Before its rise to fame, wicker was simply a technique, not a specific style of furniture. It involved weaving strong and flexible materials, such as rattan, into various forms. These woven creations, from baskets to chairs, were primarily functional objects.

As wicker’s popularity grew and eventually crossed the Atlantic to the United States, the materials used for its construction began to diversify. While rattan remained a popular choice, other materials like bamboo, willow, and even synthetic fibers gained traction. This shift led to the decoupling of the weaving technique and the specific material used. The term “wicker,” originally just a method, became synonymous with the style of furniture itself, regardless of the material used.

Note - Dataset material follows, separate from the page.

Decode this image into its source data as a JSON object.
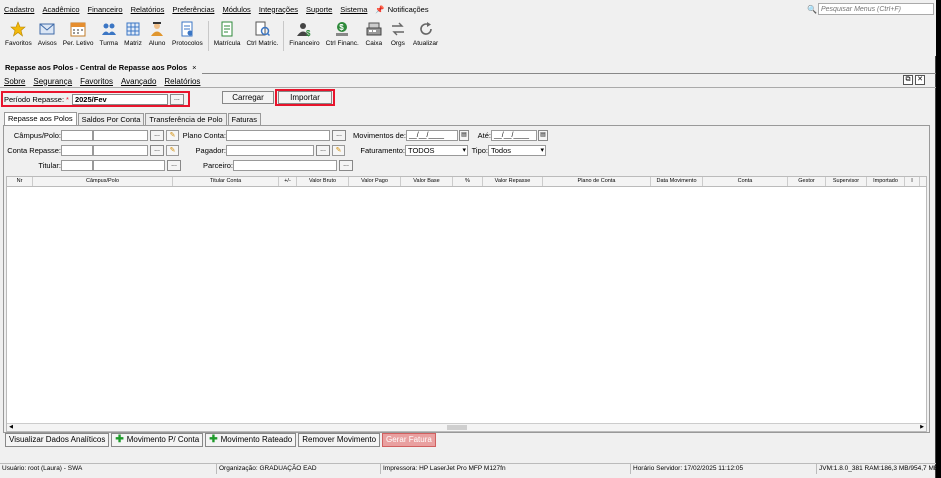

Today, wicker furniture remains a popular choice for both indoor and outdoor settings. Its versatility, durability, and timeless aesthetic continue to inspire designers and homeowners alike. Whether you prefer the classic charm of natural rattan or the modern appeal of synthetic materials, wicker offers endless possibilities for creating beautiful and functional spaces.


Perusing various marketplaces at random reveals an array of wicker products crafted from a diverse range of both natural and human-made materials. Whether it’s furniture, baskets, or hats, both categories continue to enjoy widespread use today.

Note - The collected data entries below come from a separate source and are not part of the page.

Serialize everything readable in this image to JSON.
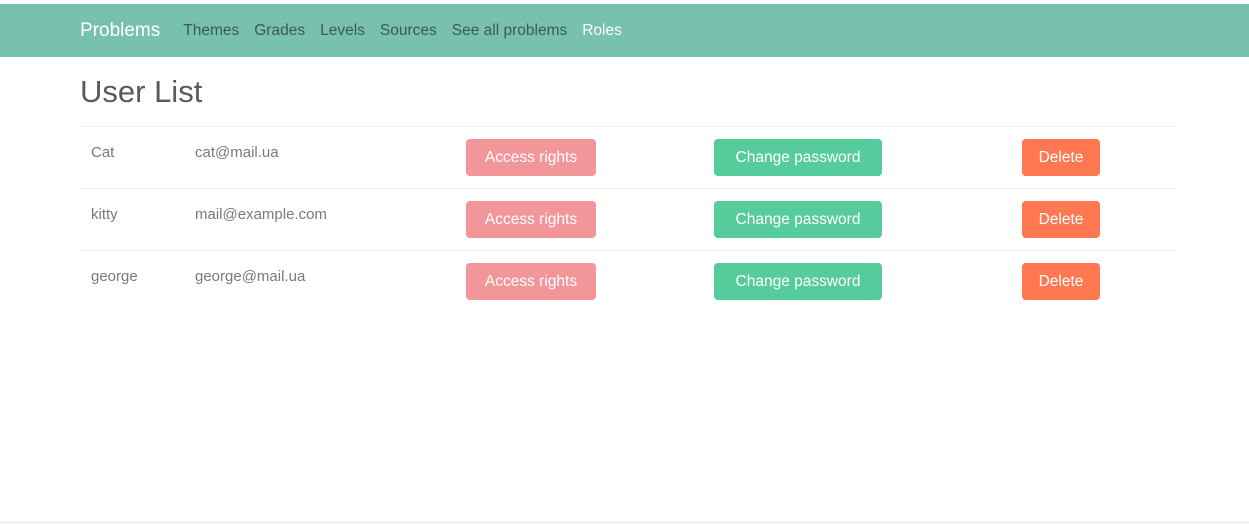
{
  "nav": {
    "brand": "Problems",
    "links": [
      {
        "label": "Themes"
      },
      {
        "label": "Grades"
      },
      {
        "label": "Levels"
      },
      {
        "label": "Sources"
      },
      {
        "label": "See all problems"
      },
      {
        "label": "Roles"
      }
    ]
  },
  "page": {
    "title": "User List"
  },
  "users": [
    {
      "name": "Cat",
      "email": "cat@mail.ua"
    },
    {
      "name": "kitty",
      "email": "mail@example.com"
    },
    {
      "name": "george",
      "email": "george@mail.ua"
    }
  ],
  "actions": {
    "access_label": "Access rights",
    "password_label": "Change password",
    "delete_label": "Delete"
  },
  "colors": {
    "navbar": "#78c2ad",
    "access": "#f3969a",
    "password": "#56cc9d",
    "delete": "#ff7851"
  }
}
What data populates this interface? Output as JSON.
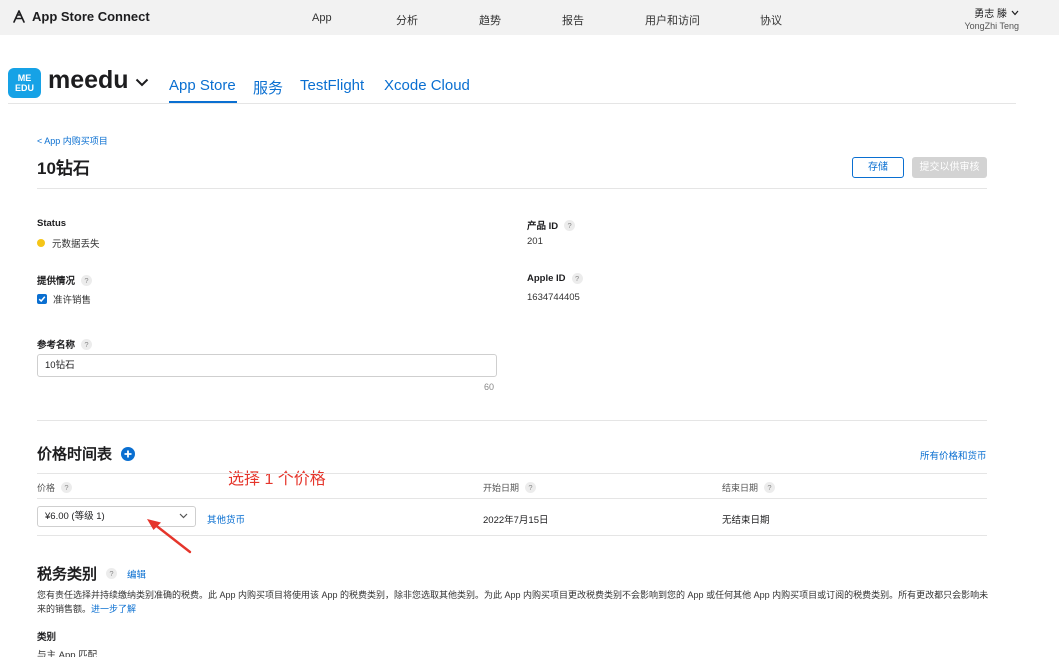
{
  "topbar": {
    "brand": "App Store Connect",
    "nav": [
      "App",
      "分析",
      "趋势",
      "报告",
      "用户和访问",
      "协议"
    ],
    "user_name": "勇志 滕",
    "user_sub": "YongZhi Teng"
  },
  "app": {
    "icon_text_1": "ME",
    "icon_text_2": "EDU",
    "name": "meedu",
    "tabs": [
      "App Store",
      "服务",
      "TestFlight",
      "Xcode Cloud"
    ]
  },
  "page": {
    "back_link": "<  App 内购买项目",
    "title": "10钻石",
    "save_button": "存储",
    "submit_button": "提交以供审核"
  },
  "details": {
    "status_label": "Status",
    "status_value": "元数据丢失",
    "status_color": "#f5c518",
    "product_id_label": "产品 ID",
    "product_id_value": "201",
    "availability_label": "提供情况",
    "availability_value": "准许销售",
    "apple_id_label": "Apple ID",
    "apple_id_value": "1634744405",
    "ref_name_label": "参考名称",
    "ref_name_value": "10钻石",
    "ref_name_count": "60"
  },
  "pricing": {
    "title": "价格时间表",
    "all_prices_link": "所有价格和货币",
    "annotation": "选择 1 个价格",
    "col_price": "价格",
    "col_start": "开始日期",
    "col_end": "结束日期",
    "price_selected": "¥6.00 (等级 1)",
    "other_currency": "其他货币",
    "start_date": "2022年7月15日",
    "end_date": "无结束日期"
  },
  "tax": {
    "title": "税务类别",
    "edit_link": "编辑",
    "description": "您有责任选择并持续缴纳类别准确的税费。此 App 内购买项目将使用该 App 的税费类别，除非您选取其他类别。为此 App 内购买项目更改税费类别不会影响到您的 App 或任何其他 App 内购买项目或订阅的税费类别。所有更改都只会影响未来的销售额。",
    "learn_more": "进一步了解",
    "category_label": "类别",
    "category_value": "与主 App 匹配"
  },
  "colors": {
    "accent": "#0a6fd1",
    "annotation": "#e5352b"
  }
}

There are two main types of wicker – natural and all-weather. Understanding the differences between these two types can help you choose the best option for your needs.

Natural Wicker:

  • Material: Natural wicker is made from organic materials like rattan, bamboo, or willow. Rattan is the most common material used for natural wicker furniture, as it is strong, flexible, and lightweight.
  • Appearance: Natural wicker has a natural, earthy look with subtle variations in color and texture. The exact appearance will depend on the type of material used and the weaving technique.
  • Durability: Natural wicker is moderately durable, but it is not as resistant to moisture, sunlight, and extreme temperatures as all-weather wicker. It requires regular maintenance, such as cleaning and applying protective coatings, to prevent it from drying out and cracking.
  • Pros: Natural wicker is a natural and sustainable material. It is also lightweight and easy to move. Additionally, the natural variations in color and texture can add a unique and organic element to your décor.
  • Cons: Natural wicker is not as durable as all-weather wicker and requires more maintenance. It can also be more expensive than all-weather wicker.
  • Best for: Indoor use or sheltered outdoor areas.

All-Weather Wicker:

  • Material: All-weather wicker is made from synthetic materials, typically high-density polyethylene (HDPE) or polypropylene. These materials are designed to resemble natural wicker while offering improved durability and weather resistance.
  • Appearance: All-weather wicker can be made to look very similar to natural wicker, or it can be available in a wider range of colors and finishes.
  • Durability: All-weather wicker is highly durable and can withstand moisture, sunlight, and extreme temperatures. It requires minimal maintenance and is easy to clean.
  • Pros: All-weather wicker is more durable and requires less maintenance than natural wicker. It is also available in a wider range of colors and finishes.
  • Cons: All-weather wicker is not as natural-looking as natural wicker and may not have the same unique variations in color and texture. It can also be slightly more expensive than natural wicker.
  • Best for: Outdoor use or high-traffic areas.
Textured Background


The best type of wicker for you will depend on your individual needs and preferences. Here are some factors to consider:

Where will the furniture be used? If you plan to use the furniture outdoors, all-weather wicker is the better choice.

How much maintenance are you willing to do? Natural wicker requires regular maintenance, while all-weather wicker requires minimal maintenance.

What is your budget? All-weather wicker is typically more expensive than natural wicker.

What style are you trying to achieve? If you want a natural, earthy look, natural wicker is the way to go. If you prefer a more modern look, an all-weather wicker may be a better option.